Una tendencia creciente en la última década ha sido el repliegue hacia sus identidades tradicionales de diversos grupos en numerosas sociedades. Desde la zona de los Grandes Lagos y Nigeria en el África subsahariana hasta los Balcanes, pasando por el Caúcaso, Indonesia y Oriente Próximo y norte de África, la identidad se convirtió en un signo de autoafirmación a la vez que de exclusión. Algunos analistas le denominan 'etnonacionalismo' y 'nacionalismo religioso' a esta política de negarse a convivir democráticamente con otras comunidades y a usar la fuerza para controlar tierras, recursos y poder.

El atentado en Nueva York tiene una fuerte simbología en esta dirección. Quienes lo realizaron, hayan sido, por ejemplo, radicales islamistas o derechistas del propio EE UU, no tienen la intención de convencer a las personas para su causa. En todo caso buscan disuadir a Washington de proseguir con determinadas políticas, pero al matar a centenares o miles de ciudadanos estadounidenses en un centro como Nueva York han buscado mostrar que, si las cosas siguen así, les encantaría matar a todos.

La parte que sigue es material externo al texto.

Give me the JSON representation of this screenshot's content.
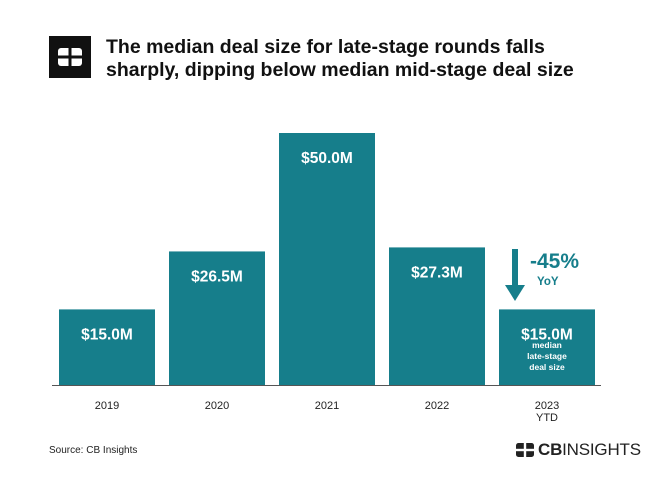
{
  "header": {
    "title_line1": "The median deal size for late-stage rounds falls",
    "title_line2": "sharply, dipping below median mid-stage deal size"
  },
  "footer": {
    "source": "Source: CB Insights",
    "brand_bold": "CB",
    "brand_light": "INSIGHTS"
  },
  "colors": {
    "bar": "#167e8b",
    "axis": "#555555",
    "logo": "#111111"
  },
  "chart_data": {
    "type": "bar",
    "categories": [
      "2019",
      "2020",
      "2021",
      "2022",
      "2023"
    ],
    "category_sublabels": [
      "",
      "",
      "",
      "",
      "YTD"
    ],
    "values": [
      15.0,
      26.5,
      50.0,
      27.3,
      15.0
    ],
    "value_labels": [
      "$15.0M",
      "$26.5M",
      "$50.0M",
      "$27.3M",
      "$15.0M"
    ],
    "title": "The median deal size for late-stage rounds falls sharply, dipping below median mid-stage deal size",
    "ylim": [
      0,
      50
    ],
    "grid": false,
    "annotations": [
      {
        "category": "2023",
        "bar_note": "median late-stage deal size"
      },
      {
        "category": "2023",
        "change": "-45%",
        "change_label": "YoY",
        "arrow": "down"
      }
    ]
  }
}
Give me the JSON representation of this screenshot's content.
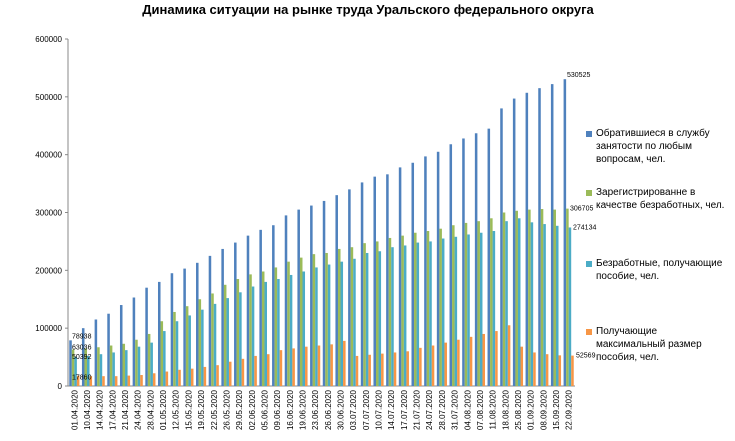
{
  "chart_data": {
    "type": "bar",
    "title": "Динамика ситуации на рынке труда Уральского федерального округа",
    "categories": [
      "01.04.2020",
      "10.04.2020",
      "14.04.2020",
      "17.04.2020",
      "21.04.2020",
      "24.04.2020",
      "28.04.2020",
      "01.05.2020",
      "12.05.2020",
      "15.05.2020",
      "19.05.2020",
      "22.05.2020",
      "26.05.2020",
      "29.05.2020",
      "02.06.2020",
      "05.06.2020",
      "09.06.2020",
      "16.06.2020",
      "19.06.2020",
      "23.06.2020",
      "26.06.2020",
      "30.06.2020",
      "03.07.2020",
      "07.07.2020",
      "10.07.2020",
      "14.07.2020",
      "17.07.2020",
      "21.07.2020",
      "24.07.2020",
      "28.07.2020",
      "31.07.2020",
      "04.08.2020",
      "07.08.2020",
      "11.08.2020",
      "18.08.2020",
      "25.08.2020",
      "01.09.2020",
      "08.09.2020",
      "15.09.2020",
      "22.09.2020"
    ],
    "series": [
      {
        "name": "Обратившиеся в службу занятости по любым вопросам, чел.",
        "color": "#4f81bd",
        "values": [
          78938,
          100000,
          115000,
          125000,
          140000,
          153000,
          170000,
          180000,
          195000,
          203000,
          213000,
          225000,
          237000,
          248000,
          260000,
          270000,
          278000,
          295000,
          305000,
          312000,
          320000,
          330000,
          340000,
          352000,
          362000,
          366000,
          378000,
          386000,
          397000,
          405000,
          418000,
          428000,
          437000,
          445000,
          480000,
          497000,
          507000,
          515000,
          522000,
          530525
        ]
      },
      {
        "name": "Зарегистрированне в качестве безработных, чел.",
        "color": "#9bbb59",
        "values": [
          63036,
          65000,
          67000,
          70000,
          73000,
          80000,
          90000,
          112000,
          128000,
          138000,
          150000,
          160000,
          175000,
          185000,
          193000,
          198000,
          205000,
          215000,
          222000,
          228000,
          230000,
          237000,
          240000,
          247000,
          250000,
          256000,
          260000,
          265000,
          268000,
          272000,
          278000,
          282000,
          285000,
          290000,
          300000,
          303000,
          305000,
          306000,
          305000,
          306705
        ]
      },
      {
        "name": "Безработные, получающие пособие, чел.",
        "color": "#4bacc6",
        "values": [
          50392,
          52000,
          55000,
          58000,
          62000,
          68000,
          75000,
          95000,
          112000,
          122000,
          132000,
          142000,
          152000,
          162000,
          172000,
          180000,
          185000,
          192000,
          198000,
          205000,
          210000,
          215000,
          220000,
          230000,
          233000,
          240000,
          243000,
          248000,
          250000,
          255000,
          258000,
          262000,
          265000,
          268000,
          285000,
          290000,
          283000,
          280000,
          277000,
          274134
        ]
      },
      {
        "name": "Получающие максимальный размер пособия, чел.",
        "color": "#f79646",
        "values": [
          17860,
          17000,
          17000,
          17000,
          18000,
          19000,
          22000,
          25000,
          28000,
          30000,
          33000,
          36000,
          42000,
          47000,
          52000,
          55000,
          62000,
          65000,
          68000,
          70000,
          72000,
          78000,
          52000,
          54000,
          56000,
          58000,
          60000,
          66000,
          70000,
          75000,
          80000,
          85000,
          90000,
          95000,
          105000,
          68000,
          58000,
          55000,
          53000,
          52569
        ]
      }
    ],
    "ylim": [
      0,
      600000
    ],
    "yticks": [
      0,
      100000,
      200000,
      300000,
      400000,
      500000,
      600000
    ],
    "grid": false,
    "legend": "right"
  }
}
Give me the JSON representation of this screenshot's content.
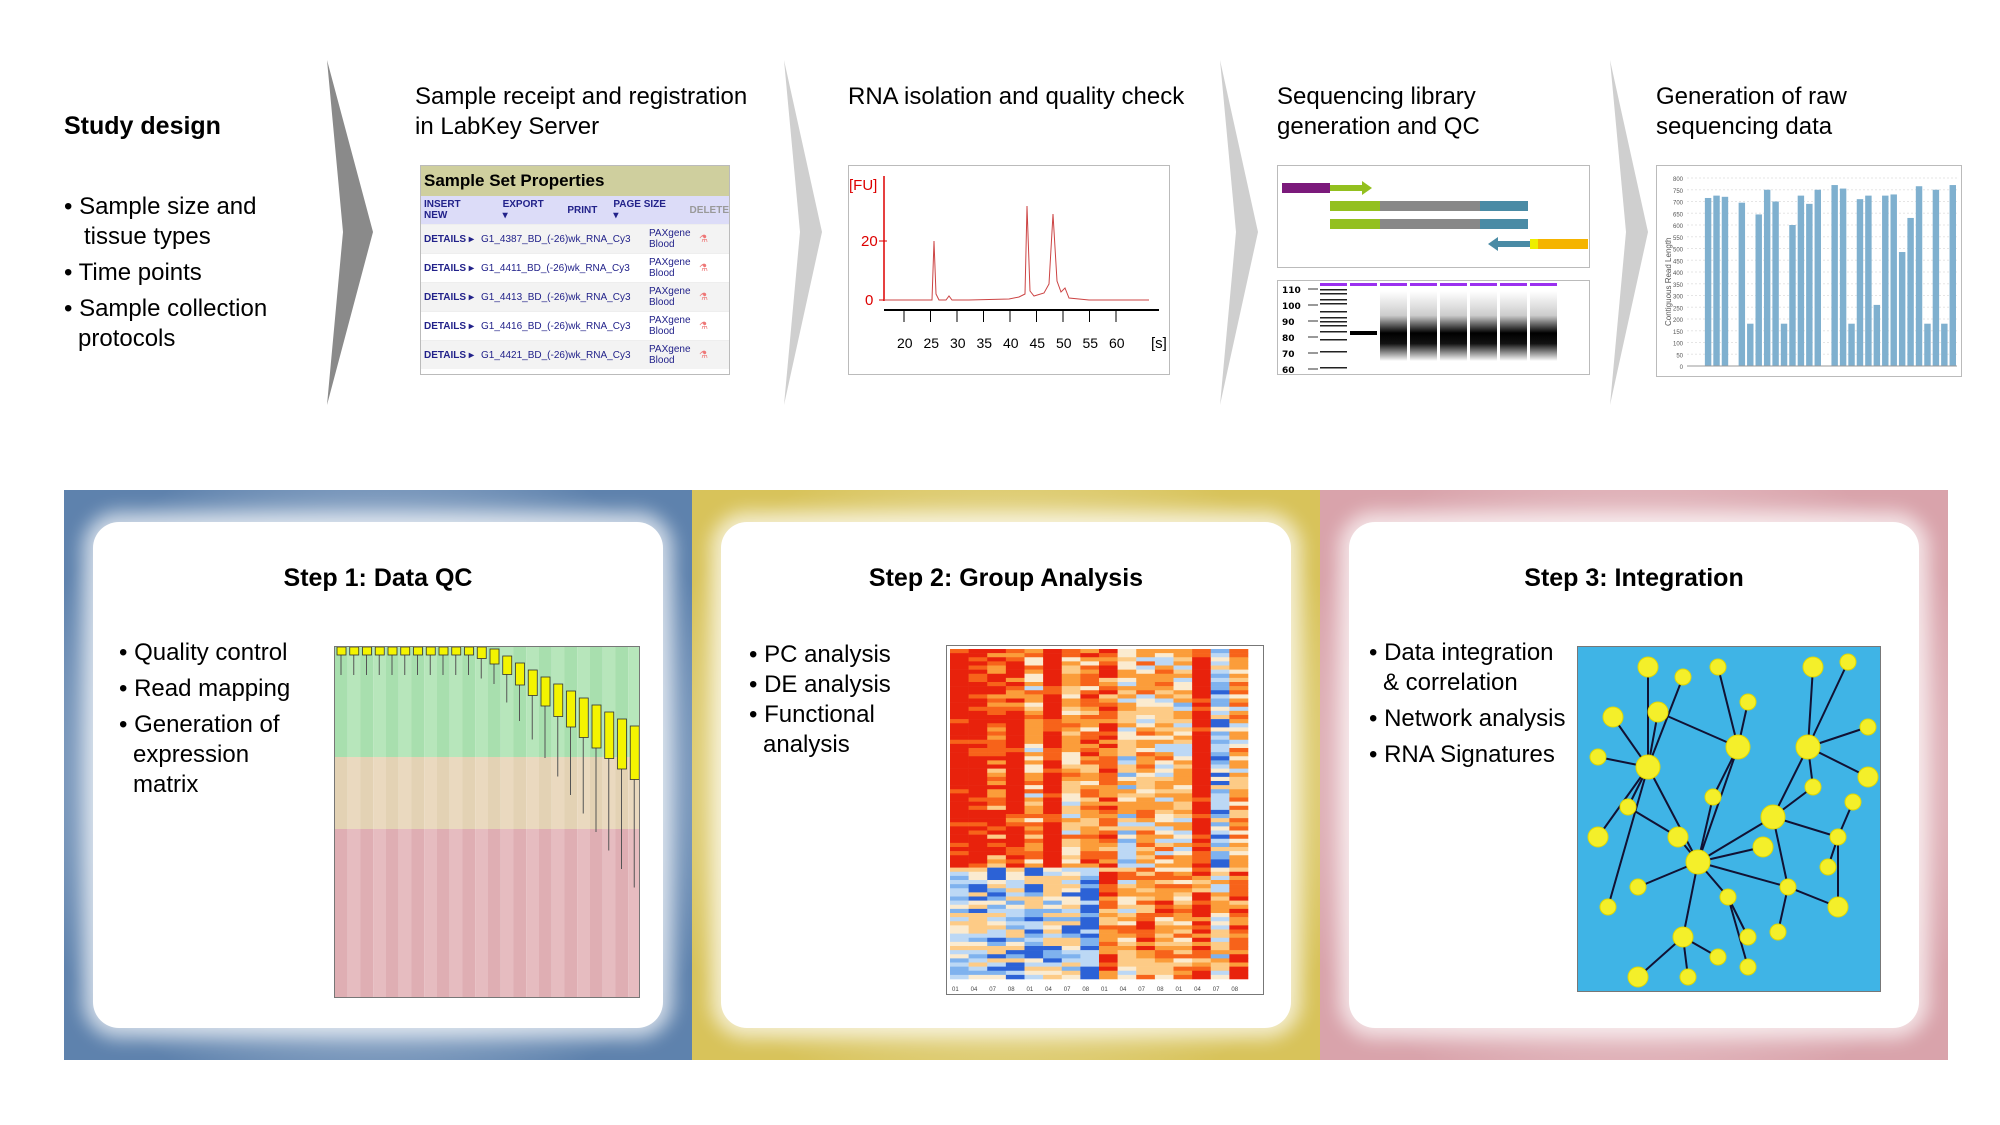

Esta política excluyente tiene coherencia con la figura de los suicidas. Más allá de la explicación religiosa, el suicida está dispuesto a matar masivamente y morir porque no tiene una intención de convivencia ni de participar de una vida terrenal diferente. Encarnando a sus iguales desesperados, no cree que las cosas vayan a cambiar, y muere matando a gente común para que ellos también sufran las consecuencias.

Los Gobiernos democráticos que deben enfrentar el problema de este terrorismo brutal, simbólico, televisivo y centrado especialmente en objetivos civiles deberán tener en cuenta diversos factores. Uno es que la miseria y desesperación en que viven millones de personas les lleva a adherirse con más facilidad a la violencia como forma de vida y como represalia contra la injusticia.

El segundo, que el uso y exhibición arbitrario y televisivo (desde la guerra del Golfo en adelante) de la fuerza por parte de las potencias mundiales, especialmente EE UU, y su apoyo a otros países con políticas represivas le marca como potencial blanco de grupos violentos. Tercero, que tanto en las sociedades democráticas como en las autoritarias y las de Estados frágiles la exaltación de diferentes formas de violencia como medio de poder, de ocio y de forma de vida ocupa un lugar muy relevante.

La combinación de políticas de identidades excluyentes con espectacularidad violenta nos deparará muchos malos momentos. La violencia como forma de vida, como espectáculo y como sustituto de la política debe ser revisada y enfrentada como un grave problema nacional y mundial. Es preciso responder con la justicia y la prevención, porque con más violencia no se solucionará nada.

Mariano Aguirre es director del Centro de Investigación para la Paz (CIP) / Fundación Hogar del Empleado. Miembro del Transnational Institute, Amsterdam.